Aib Terbuka! Dinas Perhubungan Kota Pematangsiantar Diduga Jadi “Lumbung Uang Haram” dari KIR Ilegal

Aib Terbuka! Dinas Perhubungan Kota Pematangsiantar Diduga Jadi “Lumbung Uang Haram” dari KIR Ilegal

 

Pematangsiantar – Praktik busuk di tubuh Dinas Perhubungan (Dishub) Kota Pematangsiantar kini mulai terbongkar satu per satu. Setelah laporan masyarakat dan desakan berbagai pihak agar skandal KIR diselidiki, fakta-fakta baru semakin menyudutkan Dishub. Dugaan kuat muncul bahwa instansi ini telah lama menjadi “lumbung uang haram” dari hasil manipulasi pengujian kendaraan bermotor atau KIR, yang melibatkan kendaraan-kendaraan dari pabrik, perusahaan, angkot, hingga bus pariwisata.
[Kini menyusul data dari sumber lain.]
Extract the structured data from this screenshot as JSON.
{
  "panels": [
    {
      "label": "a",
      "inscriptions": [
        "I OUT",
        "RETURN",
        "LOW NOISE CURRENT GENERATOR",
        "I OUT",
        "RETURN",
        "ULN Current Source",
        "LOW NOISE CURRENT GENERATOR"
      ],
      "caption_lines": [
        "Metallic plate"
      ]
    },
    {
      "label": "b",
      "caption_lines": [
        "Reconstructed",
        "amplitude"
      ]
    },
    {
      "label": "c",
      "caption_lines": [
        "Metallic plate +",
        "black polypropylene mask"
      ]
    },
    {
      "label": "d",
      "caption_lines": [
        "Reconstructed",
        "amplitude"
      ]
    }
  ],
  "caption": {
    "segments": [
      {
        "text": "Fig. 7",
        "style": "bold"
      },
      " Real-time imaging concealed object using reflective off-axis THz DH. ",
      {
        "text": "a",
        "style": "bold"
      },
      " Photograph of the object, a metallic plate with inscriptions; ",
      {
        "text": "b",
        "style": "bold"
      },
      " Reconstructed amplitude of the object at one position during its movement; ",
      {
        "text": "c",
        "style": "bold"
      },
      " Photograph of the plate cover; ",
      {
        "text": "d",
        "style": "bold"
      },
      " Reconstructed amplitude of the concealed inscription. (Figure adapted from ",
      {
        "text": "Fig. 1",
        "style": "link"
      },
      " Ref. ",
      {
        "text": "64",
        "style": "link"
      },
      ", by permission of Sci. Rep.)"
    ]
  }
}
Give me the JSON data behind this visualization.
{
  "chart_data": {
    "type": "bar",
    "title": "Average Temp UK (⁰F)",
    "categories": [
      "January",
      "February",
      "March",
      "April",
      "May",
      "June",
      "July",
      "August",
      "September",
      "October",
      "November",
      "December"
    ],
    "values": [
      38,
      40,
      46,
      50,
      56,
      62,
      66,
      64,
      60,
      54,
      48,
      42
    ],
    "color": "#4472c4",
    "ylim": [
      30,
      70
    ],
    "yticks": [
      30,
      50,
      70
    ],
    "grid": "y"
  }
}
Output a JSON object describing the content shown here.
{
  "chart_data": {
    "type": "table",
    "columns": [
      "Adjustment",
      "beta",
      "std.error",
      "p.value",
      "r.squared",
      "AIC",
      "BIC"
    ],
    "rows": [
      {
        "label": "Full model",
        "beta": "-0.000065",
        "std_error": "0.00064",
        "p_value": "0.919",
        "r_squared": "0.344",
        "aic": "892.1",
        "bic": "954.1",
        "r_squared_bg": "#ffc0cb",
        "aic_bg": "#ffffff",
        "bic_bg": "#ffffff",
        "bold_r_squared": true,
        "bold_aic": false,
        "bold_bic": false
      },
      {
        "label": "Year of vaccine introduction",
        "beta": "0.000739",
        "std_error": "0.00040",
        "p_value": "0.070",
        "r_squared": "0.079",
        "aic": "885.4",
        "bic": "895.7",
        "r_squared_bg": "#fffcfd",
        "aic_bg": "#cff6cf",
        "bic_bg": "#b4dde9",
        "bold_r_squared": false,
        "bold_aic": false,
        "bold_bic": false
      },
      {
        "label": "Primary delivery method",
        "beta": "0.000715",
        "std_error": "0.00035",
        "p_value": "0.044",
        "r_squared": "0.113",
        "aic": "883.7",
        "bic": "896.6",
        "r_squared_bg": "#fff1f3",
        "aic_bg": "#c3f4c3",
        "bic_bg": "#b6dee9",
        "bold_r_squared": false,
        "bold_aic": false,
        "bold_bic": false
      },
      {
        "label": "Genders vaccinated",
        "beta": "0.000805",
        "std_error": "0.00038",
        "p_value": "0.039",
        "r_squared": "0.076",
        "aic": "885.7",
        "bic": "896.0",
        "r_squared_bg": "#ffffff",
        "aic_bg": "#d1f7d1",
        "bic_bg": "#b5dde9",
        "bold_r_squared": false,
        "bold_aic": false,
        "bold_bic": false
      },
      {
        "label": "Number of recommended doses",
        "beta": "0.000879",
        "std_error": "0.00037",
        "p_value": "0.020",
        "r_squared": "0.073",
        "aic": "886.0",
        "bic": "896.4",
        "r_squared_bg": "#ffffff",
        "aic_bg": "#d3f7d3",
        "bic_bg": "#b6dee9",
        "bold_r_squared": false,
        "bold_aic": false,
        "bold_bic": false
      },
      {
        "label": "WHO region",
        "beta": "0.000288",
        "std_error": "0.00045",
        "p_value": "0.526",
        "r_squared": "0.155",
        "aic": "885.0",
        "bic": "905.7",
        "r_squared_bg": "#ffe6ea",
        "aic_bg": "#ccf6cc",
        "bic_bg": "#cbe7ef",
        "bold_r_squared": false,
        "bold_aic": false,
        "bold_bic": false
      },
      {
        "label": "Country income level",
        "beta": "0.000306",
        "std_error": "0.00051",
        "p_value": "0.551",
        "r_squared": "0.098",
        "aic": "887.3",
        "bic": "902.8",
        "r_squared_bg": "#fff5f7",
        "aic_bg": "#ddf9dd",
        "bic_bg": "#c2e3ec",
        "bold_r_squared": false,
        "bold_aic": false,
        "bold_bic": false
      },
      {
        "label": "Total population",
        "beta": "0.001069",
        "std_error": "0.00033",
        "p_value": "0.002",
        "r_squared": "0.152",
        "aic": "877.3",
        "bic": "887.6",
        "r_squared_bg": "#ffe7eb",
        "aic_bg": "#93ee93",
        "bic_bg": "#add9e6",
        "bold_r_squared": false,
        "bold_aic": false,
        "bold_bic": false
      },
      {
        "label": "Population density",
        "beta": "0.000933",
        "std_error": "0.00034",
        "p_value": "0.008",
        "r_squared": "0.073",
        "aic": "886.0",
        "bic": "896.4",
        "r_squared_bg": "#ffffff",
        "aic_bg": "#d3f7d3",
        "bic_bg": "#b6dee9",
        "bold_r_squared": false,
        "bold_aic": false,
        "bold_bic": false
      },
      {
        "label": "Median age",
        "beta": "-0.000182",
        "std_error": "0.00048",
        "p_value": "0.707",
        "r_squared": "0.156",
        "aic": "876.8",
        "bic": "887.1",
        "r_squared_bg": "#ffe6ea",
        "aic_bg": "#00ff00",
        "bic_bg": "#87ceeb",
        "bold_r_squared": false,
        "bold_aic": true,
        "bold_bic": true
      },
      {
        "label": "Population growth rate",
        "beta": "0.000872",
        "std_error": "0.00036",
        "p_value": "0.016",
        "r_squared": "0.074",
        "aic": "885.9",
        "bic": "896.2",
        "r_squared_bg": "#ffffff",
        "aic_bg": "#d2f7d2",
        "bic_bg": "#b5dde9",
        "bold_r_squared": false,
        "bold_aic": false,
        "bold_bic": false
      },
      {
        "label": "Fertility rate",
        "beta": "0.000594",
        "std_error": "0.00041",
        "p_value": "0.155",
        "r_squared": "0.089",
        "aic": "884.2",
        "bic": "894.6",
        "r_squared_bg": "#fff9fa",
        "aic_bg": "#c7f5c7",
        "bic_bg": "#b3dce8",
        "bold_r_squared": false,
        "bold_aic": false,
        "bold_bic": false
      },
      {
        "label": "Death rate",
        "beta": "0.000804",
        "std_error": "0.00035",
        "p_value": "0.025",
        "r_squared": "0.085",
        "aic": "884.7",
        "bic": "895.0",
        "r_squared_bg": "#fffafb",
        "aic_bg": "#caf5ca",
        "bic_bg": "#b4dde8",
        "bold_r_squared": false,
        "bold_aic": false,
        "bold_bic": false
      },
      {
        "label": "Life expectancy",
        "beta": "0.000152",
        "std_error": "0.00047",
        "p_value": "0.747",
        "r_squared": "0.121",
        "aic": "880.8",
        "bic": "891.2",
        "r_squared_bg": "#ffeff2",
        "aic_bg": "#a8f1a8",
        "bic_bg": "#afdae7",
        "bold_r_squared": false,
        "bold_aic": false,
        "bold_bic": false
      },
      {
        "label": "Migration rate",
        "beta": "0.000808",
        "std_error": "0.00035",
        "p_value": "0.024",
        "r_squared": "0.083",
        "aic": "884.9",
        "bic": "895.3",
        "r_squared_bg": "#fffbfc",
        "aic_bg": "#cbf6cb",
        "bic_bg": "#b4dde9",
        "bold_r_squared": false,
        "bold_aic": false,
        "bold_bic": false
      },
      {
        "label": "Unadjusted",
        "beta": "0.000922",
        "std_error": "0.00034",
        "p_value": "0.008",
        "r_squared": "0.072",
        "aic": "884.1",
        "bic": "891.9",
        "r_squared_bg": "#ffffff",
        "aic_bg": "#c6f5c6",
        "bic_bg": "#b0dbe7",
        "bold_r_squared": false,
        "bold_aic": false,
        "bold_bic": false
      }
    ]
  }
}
Penelusuran tim media mengungkap, kendaraan yang seharusnya diuji kelayakannya secara teknis, justru terindikasi dikeluarkan bukti KIR tanpa pemeriksaan sama sekali. Mereka hanya perlu menyetor sejumlah uang yang nilainya telah disepakati diam-diam dengan oknum petugas Dishub. Lebih parahnya lagi, sistem pengawasan seperti CCTV di lokasi uji KIR diduga rutin dimatikan agar tidak ada rekaman aktivitas ilegal tersebut.


“Ini bukan kelalaian, tapi kesengajaan yang sudah menjadi sistem. Semua pihak di dalam sudah tahu. Kendaraan besar dari beberapa perusahaan diduga tidak pernah antri, mereka langsung keluar dengan stiker KIR baru. Kami tahu mereka tidak diuji, tapi tidak bisa berbuat apa-apa,” ungkap narasumber di lingkungan Dishub yang meminta namanya disamarkan karena alasan keselamatan.


Kondisi ini menunjukkan betapa bobroknya manajemen Dishub Kota Pematangsiantar. Alih-alih menjalankan tugas sesuai amanah undang-undang, oknum-oknum di dalamnya justru menjadikan kewenangan sebagai alat memperkaya diri. Menurut sumber yang sama, aliran dana tidak resmi dari "KIR siluman" itu digunakan untuk membiayai gaya hidup mewah oknum pejabat, mulai dari pembelian mobil pribadi, renovasi rumah, hingga liburan ke luar kota.


Menurut Ketua Dewan Pimpinan Pusat Komunitas Masyarakat Peduli Indonesia Baru (DPP KOMPI B) , Henderson Silalahi, praktik semacam ini tak hanya menyalahi UU No. 25 Tahun 2009 tentang Pelayanan Publik dan UU No. 31 Tahun 1999 tentang Pemberantasan Tindak Pidana Korupsi, tapi juga menciptakan potensi korban massal di jalan raya. “Kendaraan tak layak yang diberi izin operasi ibarat senjata makan tuan. Mereka bisa menabrak siapa saja, dan darahnya akan ada di tangan pejabat Dishub,” tegasnya.


Parahnya, bukannya membantah atau membenahi, pihak Dishub justru memilih bungkam. Kepala Dinas Perhubungan Kota Pematangsiantar hingga kini belum mengeluarkan pernyataan resmi. Upaya media untuk mendapatkan konfirmasi melalui telepon dan pesan WhatsApp tidak ditanggapi. Sementara pegawai-pegawai di kantor Dishub justru terlihat waspada dan menutup diri dari wartawan.


LSM dan tokoh masyarakat kini menyerukan agar Wali Kota Pematangsiantar segera melakukan langkah ekstrem, termasuk memecat pejabat Dishub yang terlibat dan membekukan sementara operasional KIR hingga audit menyeluruh selesai dilakukan. “Kalau ini tidak ditindak, artinya Wali Kota ikut melindungi mereka,” ujar  Henderson menambahkan.


Kini bola panas ada di tangan Wali Kota dan aparat penegak hukum. Apakah mereka akan berani membongkar skandal besar ini sampai ke akar, atau justru menutupinya demi melindungi kepentingan politik dan kroni? Masyarakat Siantar sudah muak dengan kebobrokan birokrasi. Mereka menunggu tindakan nyata, bukan sekadar janji dan pencitraan.